Though a change in leadership could mean new opportunities, the entry of new leaders is not likely to mean new strategies for most of these banks. The banking environment is such that the banks will continue to focus on retail lending and not take a gamble towards aggressive corporate lending. Growth for both ICICI and Axis continue to be led by retail and SME, which form 62 percent and 61 percent, respectively, of their loan book.

There is a serious NPA challenge ahead of us even though every single quarters CEOs trot out the that ‘the worst is behind us.’
Saurabh Mukherjea, founder, Marcellus investment

Corporate lending will remain a challenge for all the new leaders. None of the new banks has been able to achieve definitive success through corporate lending so far. “Post 1991, none of the lending institutions, be it state-owned banks, private banks or infrastructure lenders, have made money from corporate lending over any significant length of time,” says Saurabh Mukherjea, founder of Marcellus Investment Managers. “These lenders face an existential challenge with regards to corporate lending.”

A report by Boston Consulting Group in 2017 forecast that the revenue share of corporate lending for all banks in India will drop to 27 percent by FY2022, from the current 39 percent, considering rising bad debts from corporates.

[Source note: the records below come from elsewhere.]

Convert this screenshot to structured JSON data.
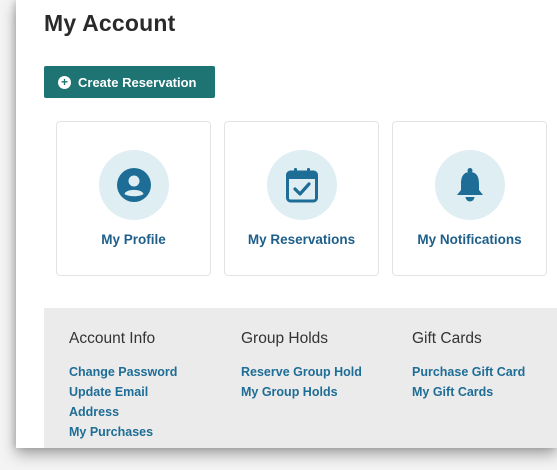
{
  "page": {
    "title": "My Account"
  },
  "actions": {
    "create_reservation_label": "Create Reservation"
  },
  "cards": [
    {
      "label": "My Profile",
      "icon": "user-icon"
    },
    {
      "label": "My Reservations",
      "icon": "calendar-check-icon"
    },
    {
      "label": "My Notifications",
      "icon": "bell-icon"
    }
  ],
  "footer": {
    "account_info": {
      "title": "Account Info",
      "links": [
        "Change Password",
        "Update Email Address",
        "My Purchases"
      ]
    },
    "group_holds": {
      "title": "Group Holds",
      "links": [
        "Reserve Group Hold",
        "My Group Holds"
      ]
    },
    "gift_cards": {
      "title": "Gift Cards",
      "links": [
        "Purchase Gift Card",
        "My Gift Cards"
      ]
    }
  },
  "colors": {
    "primary": "#1e7373",
    "link": "#1e6d96",
    "icon_bg": "#dfeef3"
  }
}
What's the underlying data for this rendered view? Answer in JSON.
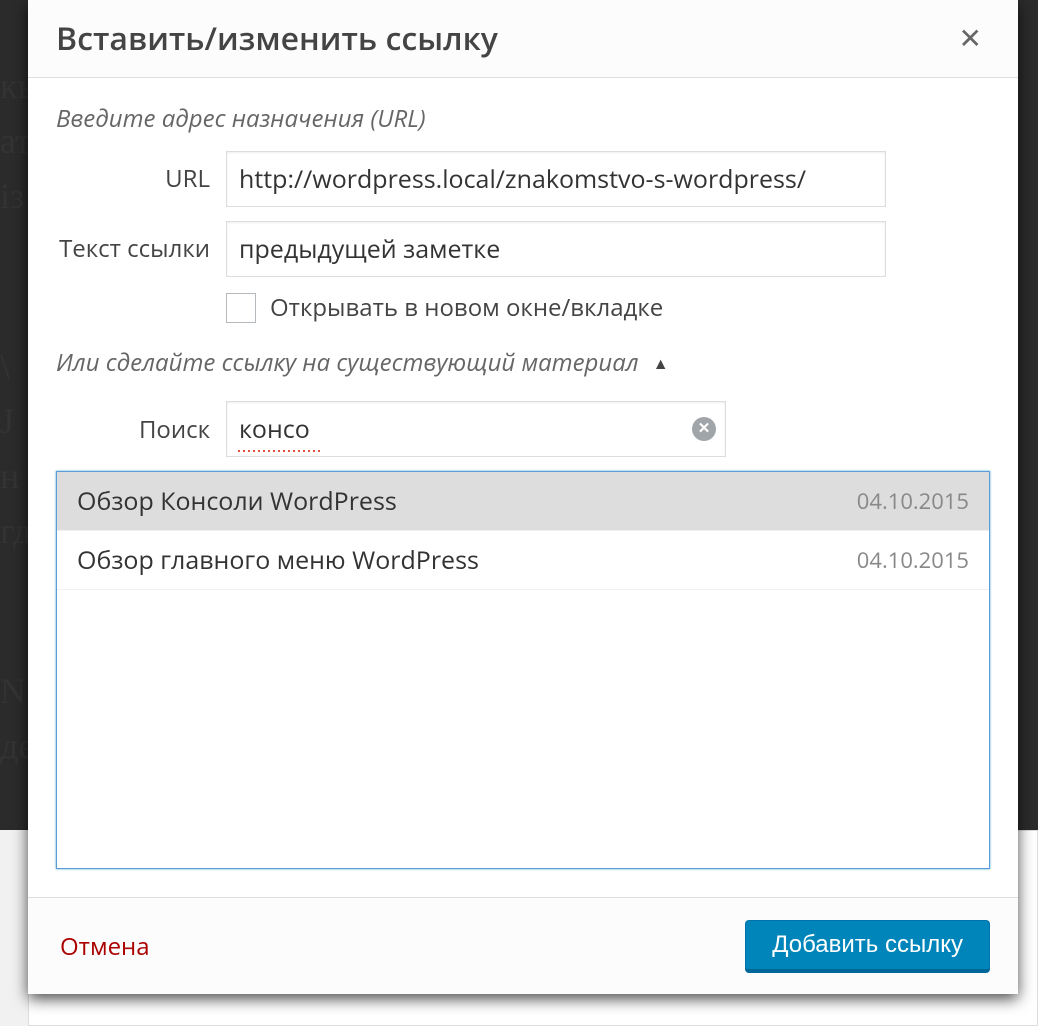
{
  "modal": {
    "title": "Вставить/изменить ссылку",
    "section1_label": "Введите адрес назначения (URL)",
    "url_label": "URL",
    "url_value": "http://wordpress.local/znakomstvo-s-wordpress/",
    "text_label": "Текст ссылки",
    "text_value": "предыдущей заметке",
    "newtab_label": "Открывать в новом окне/вкладке",
    "section2_label": "Или сделайте ссылку на существующий материал",
    "search_label": "Поиск",
    "search_value": "консо",
    "results": [
      {
        "title": "Обзор Консоли WordPress",
        "date": "04.10.2015"
      },
      {
        "title": "Обзор главного меню WordPress",
        "date": "04.10.2015"
      }
    ],
    "cancel": "Отмена",
    "submit": "Добавить ссылку"
  },
  "bg": {
    "l1": "кь",
    "l2": "ат",
    "l3": "із",
    "l4": " \\",
    "l5": "J",
    "l6": "н",
    "l7": "гд",
    "l8": "N",
    "l9": "де"
  }
}
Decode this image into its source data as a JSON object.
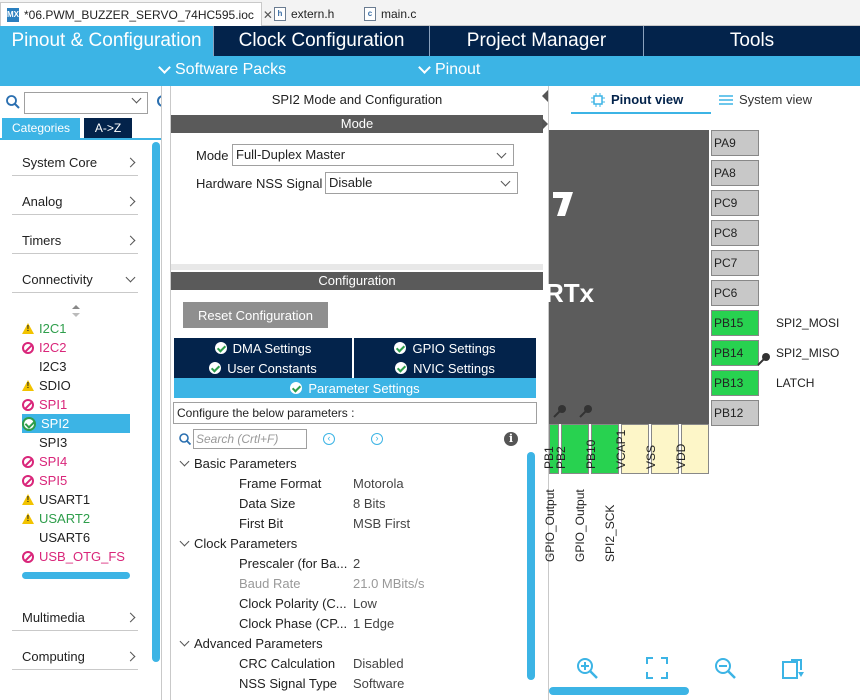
{
  "file_tabs": [
    {
      "label": "*06.PWM_BUZZER_SERVO_74HC595.ioc",
      "icon": "mx-icon",
      "active": true
    },
    {
      "label": "extern.h",
      "icon": "header-file-icon"
    },
    {
      "label": "main.c",
      "icon": "c-file-icon"
    }
  ],
  "main_nav": {
    "tabs": [
      "Pinout & Configuration",
      "Clock Configuration",
      "Project Manager",
      "Tools"
    ],
    "active_index": 0
  },
  "sub_nav": {
    "items": [
      "Software Packs",
      "Pinout"
    ]
  },
  "left_panel": {
    "search_value": "",
    "category_buttons": [
      "Categories",
      "A->Z"
    ],
    "categories_top": [
      "System Core",
      "Analog",
      "Timers",
      "Connectivity"
    ],
    "peripherals": [
      {
        "name": "I2C1",
        "status": "warning",
        "color": "#2e9e4b"
      },
      {
        "name": "I2C2",
        "status": "forbidden",
        "color": "#d9267a"
      },
      {
        "name": "I2C3",
        "status": "none",
        "color": "#222222"
      },
      {
        "name": "SDIO",
        "status": "warning",
        "color": "#222222"
      },
      {
        "name": "SPI1",
        "status": "forbidden",
        "color": "#d9267a"
      },
      {
        "name": "SPI2",
        "status": "ok",
        "color": "#ffffff",
        "selected": true
      },
      {
        "name": "SPI3",
        "status": "none",
        "color": "#222222"
      },
      {
        "name": "SPI4",
        "status": "forbidden",
        "color": "#d9267a"
      },
      {
        "name": "SPI5",
        "status": "forbidden",
        "color": "#d9267a"
      },
      {
        "name": "USART1",
        "status": "warning",
        "color": "#222222"
      },
      {
        "name": "USART2",
        "status": "warning",
        "color": "#2e9e4b"
      },
      {
        "name": "USART6",
        "status": "none",
        "color": "#222222"
      },
      {
        "name": "USB_OTG_FS",
        "status": "forbidden",
        "color": "#d9267a"
      }
    ],
    "categories_bottom": [
      "Multimedia",
      "Computing"
    ]
  },
  "mid_panel": {
    "title": "SPI2 Mode and Configuration",
    "mode_bar": "Mode",
    "mode_label": "Mode",
    "mode_value": "Full-Duplex Master",
    "nss_label": "Hardware NSS Signal",
    "nss_value": "Disable",
    "config_bar": "Configuration",
    "reset_button": "Reset Configuration",
    "config_tabs": [
      "DMA Settings",
      "GPIO Settings",
      "User Constants",
      "NVIC Settings",
      "Parameter Settings"
    ],
    "hint": "Configure the below parameters :",
    "search_placeholder": "Search (Crtl+F)",
    "groups": [
      {
        "name": "Basic Parameters",
        "params": [
          {
            "name": "Frame Format",
            "value": "Motorola"
          },
          {
            "name": "Data Size",
            "value": "8 Bits"
          },
          {
            "name": "First Bit",
            "value": "MSB First"
          }
        ]
      },
      {
        "name": "Clock Parameters",
        "params": [
          {
            "name": "Prescaler (for Ba...",
            "value": "2"
          },
          {
            "name": "Baud Rate",
            "value": "21.0 MBits/s",
            "disabled": true
          },
          {
            "name": "Clock Polarity (C...",
            "value": "Low"
          },
          {
            "name": "Clock Phase (CP...",
            "value": "1 Edge"
          }
        ]
      },
      {
        "name": "Advanced Parameters",
        "params": [
          {
            "name": "CRC Calculation",
            "value": "Disabled"
          },
          {
            "name": "NSS Signal Type",
            "value": "Software"
          }
        ]
      }
    ]
  },
  "right_panel": {
    "view_tabs": [
      "Pinout view",
      "System view"
    ],
    "chip_text": "RTx",
    "right_pins": [
      "PA9",
      "PA8",
      "PC9",
      "PC8",
      "PC7",
      "PC6",
      "PB15",
      "PB14",
      "PB13",
      "PB12"
    ],
    "right_pin_labels": {
      "PB15": "SPI2_MOSI",
      "PB14": "SPI2_MISO",
      "PB13": "LATCH"
    },
    "bottom_pins": [
      "PB1",
      "PB2",
      "PB10",
      "VCAP1",
      "VSS",
      "VDD"
    ],
    "bottom_pin_labels": [
      "GPIO_Output",
      "GPIO_Output",
      "SPI2_SCK"
    ],
    "toolbar_icons": [
      "zoom-in-icon",
      "fit-icon",
      "zoom-out-icon",
      "export-icon"
    ]
  }
}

Going ahead, one more challenge that new bank leaders will face could be the higher cost of borrowing from the capital market. Earlier, raising capital, whether it be in the form of equity and corporate debt, was easier.

Moreover, despite all assurances (and necessary provisioning made) by all banks, the worst may not be over in terms of bad loans. Marcellus’s Mukherjea slams the theory: “There is a serious NPA challenge ahead of us even though every single quarter bank CEOs trot out the common refrain that the ‘worst is behind us’. As interest rates rise and the rupee sinks, we will see more NPAs from real estate developers and from NBFCs. Furthermore, the write-offs on the already announced NPA pile look almost certain to rise,” he says.

This, then, will test the resolve of every new bank head in the next 12 months, particularly since their performance will stand to be compared with that of their predecessors. The best leaders then, says APAS’s Parekh, will emerge from those who have strong “credit evaluation” skills.